Brittle initiation of dissolution–precipitation creep in plagioclase-rich rocks: insights from the Bergen arcs, Norway

The initiation of ductile shear zones commonly occurs spatially associated with fluid-rock reactions along brittle precursors. In many cases the relative timing of fracturing, fluid infiltration, reaction, and recrystallisation is unclear, making it difficult to disentangle mechanisms of shear zone initiation from subsequent deformation and recrystallisation. Here we present the study of the transition from a dry plagioclase-diopside-garnet-scapolite host granulite-facies lithology to (1) a low strain amphibolite-facies rock, and (2) a transition from low strain to high strain amphibolite-facies lithologies. Hydration of the granulite-facies precursor at amphibolite-facies conditions produces an assemblage comprised dominantly of plagioclase-amphibole-zoisite-clinozoisite-kyanite-scapolite-quartz.
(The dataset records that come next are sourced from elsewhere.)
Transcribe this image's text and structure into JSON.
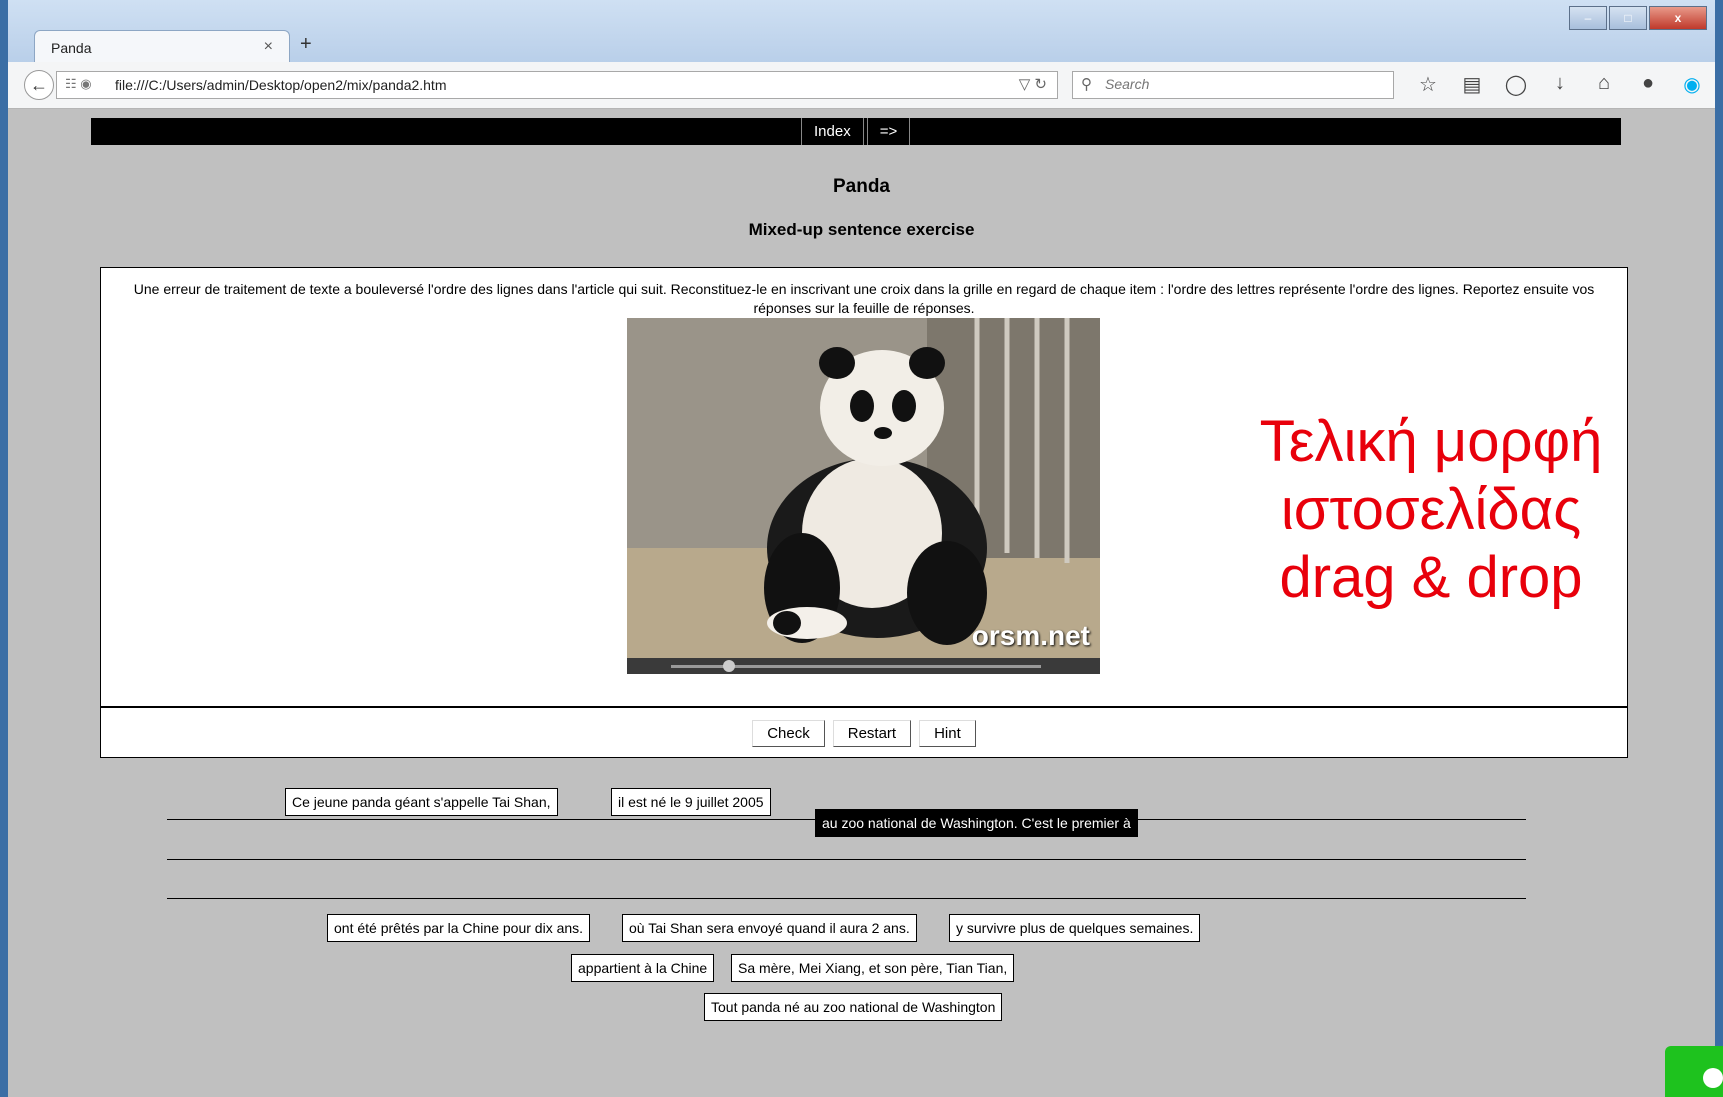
{
  "browser": {
    "tab_title": "Panda",
    "tab_close": "×",
    "new_tab": "+",
    "url": "file:///C:/Users/admin/Desktop/open2/mix/panda2.htm",
    "search_placeholder": "Search",
    "window_buttons": [
      "–",
      "□",
      "x"
    ]
  },
  "page": {
    "nav": {
      "index_label": "Index",
      "next_label": "=>"
    },
    "title": "Panda",
    "subtitle": "Mixed-up sentence exercise",
    "instructions": "Une erreur de traitement de texte a bouleversé l'ordre des lignes dans l'article qui suit. Reconstituez-le en inscrivant une croix dans la grille en regard de chaque item : l'ordre des lettres représente l'ordre des lignes. Reportez ensuite vos réponses sur la feuille de réponses.",
    "image_watermark": "orsm.net",
    "overlay_text": [
      "Τελική μορφή",
      "ιστοσελίδας",
      "drag & drop"
    ],
    "buttons": {
      "check": "Check",
      "restart": "Restart",
      "hint": "Hint"
    },
    "placed_fragments": [
      "Ce jeune panda géant s'appelle Tai Shan,",
      "il est né le 9 juillet 2005",
      "au zoo national de Washington. C'est le premier à"
    ],
    "pool_fragments": [
      "ont été prêtés par la Chine pour dix ans.",
      "où Tai Shan sera envoyé quand il aura 2 ans.",
      "y survivre plus de quelques semaines.",
      "appartient à la Chine",
      "Sa mère, Mei Xiang, et son père, Tian Tian,",
      "Tout panda né au zoo national de Washington"
    ]
  },
  "colors": {
    "page_bg": "#c0c0c0",
    "overlay_red": "#e8000b",
    "topbar": "#000000"
  }
}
Detailed study of plagioclase chemistry and microstructures across these two transitions using Electron Backscatter Diffraction (EBSD) and Wavelength Dispersive Spectrometry (WDS) allows us to assess the degree of coupling between deformation and fluid-rock reaction across the outcrop. Plagioclase behaves dominantly in a brittle manner at the hydration interface and so the initial weakening of the rock is attributed to grain size reduction caused by fracture damage and fluid infiltration at amphibolite-facies conditions. Extensive fracturing-induced grain size reduction locally increases permeability and allows for continuing plagioclase and secondary mineral growth during shear. Based on plagioclase microstructures, such as, an inherited but dispersed crystallographic preferred orientation (CPO), truncation of chemical zoning, and the dominance of fine (5–150 µm), slightly elongate, polygonal grains we conclude that deformation is dominantly facilitated by dissolution–precipitation creep assisted by grain boundary sliding in the shear zone.